The paper tackles the problem of learning robust radiology encoders without relying on language supervision by introducing RadJEPA, a self-supervised framework that predicts latent representations of masked chest X-ray regions, achieving performance exceeding state-of-the-art approaches across disease classification, semantic segmentation, and report generation tasks.
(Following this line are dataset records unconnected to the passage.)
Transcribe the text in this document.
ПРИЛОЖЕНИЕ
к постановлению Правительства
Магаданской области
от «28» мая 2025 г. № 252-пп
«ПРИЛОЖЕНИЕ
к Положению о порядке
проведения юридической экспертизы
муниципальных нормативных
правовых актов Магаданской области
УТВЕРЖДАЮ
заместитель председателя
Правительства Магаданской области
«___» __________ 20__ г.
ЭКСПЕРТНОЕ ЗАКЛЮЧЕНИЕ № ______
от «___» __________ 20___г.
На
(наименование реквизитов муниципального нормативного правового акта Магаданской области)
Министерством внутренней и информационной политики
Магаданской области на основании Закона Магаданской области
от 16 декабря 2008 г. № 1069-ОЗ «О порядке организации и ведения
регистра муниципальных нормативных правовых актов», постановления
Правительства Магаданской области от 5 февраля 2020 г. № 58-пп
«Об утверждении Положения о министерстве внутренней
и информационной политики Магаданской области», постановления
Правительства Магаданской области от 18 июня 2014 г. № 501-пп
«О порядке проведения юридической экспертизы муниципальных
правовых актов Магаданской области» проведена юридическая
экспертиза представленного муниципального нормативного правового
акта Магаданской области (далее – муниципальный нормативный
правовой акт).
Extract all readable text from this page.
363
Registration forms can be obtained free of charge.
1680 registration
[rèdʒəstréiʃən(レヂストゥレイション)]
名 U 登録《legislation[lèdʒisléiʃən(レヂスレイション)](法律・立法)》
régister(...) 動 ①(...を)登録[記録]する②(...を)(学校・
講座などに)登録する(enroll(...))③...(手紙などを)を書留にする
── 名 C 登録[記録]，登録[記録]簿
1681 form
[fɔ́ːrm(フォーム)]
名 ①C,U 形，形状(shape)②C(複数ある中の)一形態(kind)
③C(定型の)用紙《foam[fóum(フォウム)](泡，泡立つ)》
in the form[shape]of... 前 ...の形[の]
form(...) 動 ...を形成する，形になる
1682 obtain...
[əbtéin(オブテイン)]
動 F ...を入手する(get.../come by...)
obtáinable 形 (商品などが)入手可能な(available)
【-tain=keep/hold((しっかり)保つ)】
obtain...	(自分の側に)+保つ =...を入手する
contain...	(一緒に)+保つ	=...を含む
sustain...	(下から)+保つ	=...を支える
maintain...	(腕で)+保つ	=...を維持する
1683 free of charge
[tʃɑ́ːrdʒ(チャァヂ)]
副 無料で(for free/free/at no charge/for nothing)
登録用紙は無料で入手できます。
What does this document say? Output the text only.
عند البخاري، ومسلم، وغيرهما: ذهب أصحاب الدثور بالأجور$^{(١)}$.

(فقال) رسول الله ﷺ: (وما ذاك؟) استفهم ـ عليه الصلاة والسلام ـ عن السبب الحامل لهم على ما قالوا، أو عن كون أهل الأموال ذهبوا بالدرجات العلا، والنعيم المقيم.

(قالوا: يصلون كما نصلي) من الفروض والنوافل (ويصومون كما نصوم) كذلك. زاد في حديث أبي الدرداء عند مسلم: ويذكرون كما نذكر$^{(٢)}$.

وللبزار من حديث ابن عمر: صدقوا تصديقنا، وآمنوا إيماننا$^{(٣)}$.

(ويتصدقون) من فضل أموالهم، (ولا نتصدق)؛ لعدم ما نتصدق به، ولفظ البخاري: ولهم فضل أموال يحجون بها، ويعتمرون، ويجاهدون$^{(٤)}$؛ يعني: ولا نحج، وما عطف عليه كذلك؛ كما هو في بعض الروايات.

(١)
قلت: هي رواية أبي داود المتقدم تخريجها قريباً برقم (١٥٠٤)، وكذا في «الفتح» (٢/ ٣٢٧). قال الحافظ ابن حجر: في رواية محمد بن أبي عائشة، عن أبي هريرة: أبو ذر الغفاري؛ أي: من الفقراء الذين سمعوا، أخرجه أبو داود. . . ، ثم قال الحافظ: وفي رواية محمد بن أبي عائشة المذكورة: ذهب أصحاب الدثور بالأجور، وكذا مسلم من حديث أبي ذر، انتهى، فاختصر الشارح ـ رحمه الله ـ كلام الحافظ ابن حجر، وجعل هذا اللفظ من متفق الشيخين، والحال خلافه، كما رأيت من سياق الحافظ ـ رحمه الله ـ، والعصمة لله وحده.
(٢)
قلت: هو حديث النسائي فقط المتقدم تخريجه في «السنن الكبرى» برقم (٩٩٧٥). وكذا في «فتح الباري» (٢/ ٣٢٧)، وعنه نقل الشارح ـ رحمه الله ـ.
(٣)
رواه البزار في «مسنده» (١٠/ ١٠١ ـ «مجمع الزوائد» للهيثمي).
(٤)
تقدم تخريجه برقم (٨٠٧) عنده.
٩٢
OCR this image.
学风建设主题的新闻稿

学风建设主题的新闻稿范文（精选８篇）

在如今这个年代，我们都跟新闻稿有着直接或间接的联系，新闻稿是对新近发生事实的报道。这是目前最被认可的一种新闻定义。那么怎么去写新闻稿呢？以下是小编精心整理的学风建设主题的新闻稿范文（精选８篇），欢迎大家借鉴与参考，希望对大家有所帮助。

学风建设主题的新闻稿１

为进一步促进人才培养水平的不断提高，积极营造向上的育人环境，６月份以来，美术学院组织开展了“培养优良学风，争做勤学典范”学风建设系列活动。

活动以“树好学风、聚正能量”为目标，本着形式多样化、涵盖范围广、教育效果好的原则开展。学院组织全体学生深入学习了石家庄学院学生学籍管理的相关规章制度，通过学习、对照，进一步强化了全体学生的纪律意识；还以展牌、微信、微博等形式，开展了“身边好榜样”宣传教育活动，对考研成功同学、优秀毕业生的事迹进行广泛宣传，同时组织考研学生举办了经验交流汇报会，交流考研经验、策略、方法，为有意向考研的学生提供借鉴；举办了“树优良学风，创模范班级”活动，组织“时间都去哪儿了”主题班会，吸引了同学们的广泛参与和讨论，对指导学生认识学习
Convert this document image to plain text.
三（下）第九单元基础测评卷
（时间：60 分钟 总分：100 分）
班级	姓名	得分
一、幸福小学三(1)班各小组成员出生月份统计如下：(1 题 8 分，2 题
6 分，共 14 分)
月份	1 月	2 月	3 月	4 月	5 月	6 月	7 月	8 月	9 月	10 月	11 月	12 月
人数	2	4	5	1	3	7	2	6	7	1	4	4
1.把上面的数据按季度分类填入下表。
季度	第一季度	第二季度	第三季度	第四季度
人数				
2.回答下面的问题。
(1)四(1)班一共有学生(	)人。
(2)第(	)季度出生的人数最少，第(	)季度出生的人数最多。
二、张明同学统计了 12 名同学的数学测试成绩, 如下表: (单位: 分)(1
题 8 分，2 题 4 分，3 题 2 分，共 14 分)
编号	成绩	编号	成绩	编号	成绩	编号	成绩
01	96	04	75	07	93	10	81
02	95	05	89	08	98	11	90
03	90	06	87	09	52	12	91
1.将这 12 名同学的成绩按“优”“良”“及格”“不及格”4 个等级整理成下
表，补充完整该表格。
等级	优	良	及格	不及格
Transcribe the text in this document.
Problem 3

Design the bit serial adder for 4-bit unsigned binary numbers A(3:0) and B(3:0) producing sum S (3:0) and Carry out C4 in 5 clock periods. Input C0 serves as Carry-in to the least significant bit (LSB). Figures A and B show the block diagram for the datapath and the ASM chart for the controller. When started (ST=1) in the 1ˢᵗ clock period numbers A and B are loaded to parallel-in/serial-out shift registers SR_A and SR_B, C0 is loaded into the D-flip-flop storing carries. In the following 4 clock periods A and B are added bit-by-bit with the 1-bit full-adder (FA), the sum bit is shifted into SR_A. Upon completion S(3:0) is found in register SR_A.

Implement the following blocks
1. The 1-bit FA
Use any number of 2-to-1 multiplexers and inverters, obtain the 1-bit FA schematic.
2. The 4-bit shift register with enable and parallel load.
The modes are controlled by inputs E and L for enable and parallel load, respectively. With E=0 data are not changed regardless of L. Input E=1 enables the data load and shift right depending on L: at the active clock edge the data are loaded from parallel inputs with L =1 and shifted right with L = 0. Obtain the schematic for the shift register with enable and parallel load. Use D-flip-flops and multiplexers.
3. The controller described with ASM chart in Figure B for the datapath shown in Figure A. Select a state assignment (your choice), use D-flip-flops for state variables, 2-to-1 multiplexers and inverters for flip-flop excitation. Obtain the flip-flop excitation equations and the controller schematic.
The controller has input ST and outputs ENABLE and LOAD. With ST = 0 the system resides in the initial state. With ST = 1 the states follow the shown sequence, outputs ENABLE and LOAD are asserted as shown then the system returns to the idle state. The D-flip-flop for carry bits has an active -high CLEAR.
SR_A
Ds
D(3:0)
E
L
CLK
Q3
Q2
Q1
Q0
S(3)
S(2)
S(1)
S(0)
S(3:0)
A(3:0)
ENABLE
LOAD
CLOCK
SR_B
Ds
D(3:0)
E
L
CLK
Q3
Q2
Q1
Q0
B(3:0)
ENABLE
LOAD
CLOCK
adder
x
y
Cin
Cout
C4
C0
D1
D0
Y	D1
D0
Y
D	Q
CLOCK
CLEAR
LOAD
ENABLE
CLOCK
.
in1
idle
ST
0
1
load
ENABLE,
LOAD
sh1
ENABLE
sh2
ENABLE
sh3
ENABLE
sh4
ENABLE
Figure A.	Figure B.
Recent advances in medical vision language models guide the learning of visual representations; however, this form of supervision is constrained by the availability of paired image text data, raising the question of whether robust radiology encoders can be learned without relying on language supervision. In this work, we introduce RadJEPA, a self-supervised framework built on a Joint Embedding Predictive Architecture that learns without language supervision. Pre-trained solely on unlabeled chest X-ray images, the model learns to predict latent representations of masked image regions. This predictive objective differs fundamentally from both image text pre-training and DINO-style self-distillation: rather than aligning global representations across views or modalities, RadJEPA explicitly models latent-space prediction. We evaluate the learned encoder on disease classification, semantic segmentation, and report generation tasks. Across benchmarks, RadJEPA achieves performance exceeding state-of-the-art approaches, including Rad-DINO.